Once we’re able to see what we are doing when we’re saying things like, “I don’t feel appreciated by my husband.” Or, “My boss never compliments my work.” Or, “My mom just doesn’t get how hard this is.” In all of those instances we are looking outside of ourselves to hear something, to get some sort of validation from other people that we’re doing a good job, that we’re working really hard and that we are overcoming really difficult challenges.
So here is the exercise that I do with my clients once we see what’s happening, is that we take all of the things that we wish the other person would say. We write all of those thoughts down and then we say them to ourselves out loud. For example I had a client who was struggling with the fact that she made all of the decisions about her son’s care and that her husband was never telling her how great of a job she was doing. She believed that he needed to say, “You are doing such a great job”, in order for her to feel validated in all of the actions that she was taking.

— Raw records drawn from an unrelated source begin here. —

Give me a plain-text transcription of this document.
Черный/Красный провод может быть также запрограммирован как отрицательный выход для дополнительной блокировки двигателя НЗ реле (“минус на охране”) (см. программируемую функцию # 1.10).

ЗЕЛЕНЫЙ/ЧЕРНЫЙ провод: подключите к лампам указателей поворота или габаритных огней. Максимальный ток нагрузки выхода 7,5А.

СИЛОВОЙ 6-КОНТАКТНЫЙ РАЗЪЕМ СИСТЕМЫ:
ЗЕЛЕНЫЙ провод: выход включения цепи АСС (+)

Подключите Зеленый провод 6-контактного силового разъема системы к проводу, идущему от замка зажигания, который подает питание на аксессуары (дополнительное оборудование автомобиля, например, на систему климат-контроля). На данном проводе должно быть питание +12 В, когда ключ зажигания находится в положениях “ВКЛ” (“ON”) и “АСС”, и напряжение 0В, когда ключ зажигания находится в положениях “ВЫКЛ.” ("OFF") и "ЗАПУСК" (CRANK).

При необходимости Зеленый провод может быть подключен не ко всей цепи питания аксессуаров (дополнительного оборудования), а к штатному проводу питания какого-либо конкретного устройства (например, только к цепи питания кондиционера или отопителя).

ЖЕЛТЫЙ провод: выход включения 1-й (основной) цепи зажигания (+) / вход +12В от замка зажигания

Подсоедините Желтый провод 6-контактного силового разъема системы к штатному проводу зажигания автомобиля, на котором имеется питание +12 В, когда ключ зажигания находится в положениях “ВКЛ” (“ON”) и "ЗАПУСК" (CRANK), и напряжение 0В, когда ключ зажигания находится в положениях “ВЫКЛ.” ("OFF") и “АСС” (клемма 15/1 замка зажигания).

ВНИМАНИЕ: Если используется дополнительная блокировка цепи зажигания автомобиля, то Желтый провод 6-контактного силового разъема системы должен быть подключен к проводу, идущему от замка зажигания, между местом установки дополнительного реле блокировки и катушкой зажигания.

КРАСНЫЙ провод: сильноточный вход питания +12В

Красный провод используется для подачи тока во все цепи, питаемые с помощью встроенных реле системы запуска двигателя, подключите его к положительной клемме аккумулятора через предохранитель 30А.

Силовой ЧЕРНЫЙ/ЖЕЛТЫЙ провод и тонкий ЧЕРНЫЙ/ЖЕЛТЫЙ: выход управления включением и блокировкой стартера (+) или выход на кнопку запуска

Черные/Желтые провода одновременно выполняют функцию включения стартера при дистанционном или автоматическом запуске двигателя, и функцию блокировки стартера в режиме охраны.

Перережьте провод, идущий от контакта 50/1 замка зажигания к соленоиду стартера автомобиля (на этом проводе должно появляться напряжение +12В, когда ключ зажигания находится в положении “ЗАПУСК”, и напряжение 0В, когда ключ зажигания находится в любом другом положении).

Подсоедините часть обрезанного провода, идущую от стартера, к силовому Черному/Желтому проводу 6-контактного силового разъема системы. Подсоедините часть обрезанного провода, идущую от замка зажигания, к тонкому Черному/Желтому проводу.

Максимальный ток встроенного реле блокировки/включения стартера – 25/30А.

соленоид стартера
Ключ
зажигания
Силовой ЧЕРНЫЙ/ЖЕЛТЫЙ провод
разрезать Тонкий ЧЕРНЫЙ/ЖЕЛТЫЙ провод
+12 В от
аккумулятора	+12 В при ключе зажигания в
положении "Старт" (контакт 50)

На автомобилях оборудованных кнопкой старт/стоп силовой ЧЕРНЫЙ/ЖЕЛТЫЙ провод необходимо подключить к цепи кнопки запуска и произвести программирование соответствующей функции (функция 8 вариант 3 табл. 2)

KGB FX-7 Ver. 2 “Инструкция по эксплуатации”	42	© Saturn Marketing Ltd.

So instead of looking to her husband and waiting for her husband and being secretly and not so secretly mad at her husband when he wasn’t chiming in to say, “You’re doing such a great job.” She started saying this to herself after every appointment, after every time she filled out another application, after every time she sat in line at the pharmacy to pick up another prescription. Whatever it was she would tell herself, “You are doing a great job.”
The other thing I have my clients do is to look for evidence for the thoughts that they want to think. So when my clients want to think that I am doing a great job I have them list out, okay, what’s all of the evidence so that they can see it for themselves. And the funny part, when my client did this about all of the things that she was doing for her son, all the appointments, all the therapies, all of the programs, all of the communications with teachers, the IEP meetings. One of the thoughts that she came up with was, my husband trusts me so much to do all of this.
And so instead of seeing that her husband not saying all the time, “You’re doing a great job. You’re doing a great job.” He was actually saying it by the fact that he entrusted all of it to her. Of course she never would have seen this if she hadn’t gone through this exercise. Because up until this point in her mind the only evidence that he thought she was doing a good job would have been him saying it to her. Again, external validation, amazing, it feels great, it’s a nice to have.
But when we are relying on it to feel good about ourselves it’s the long way around and we are putting so much pressure on our relationships and other people to show up according to our rulebook in order for us to feel emotions that we can feel on our own.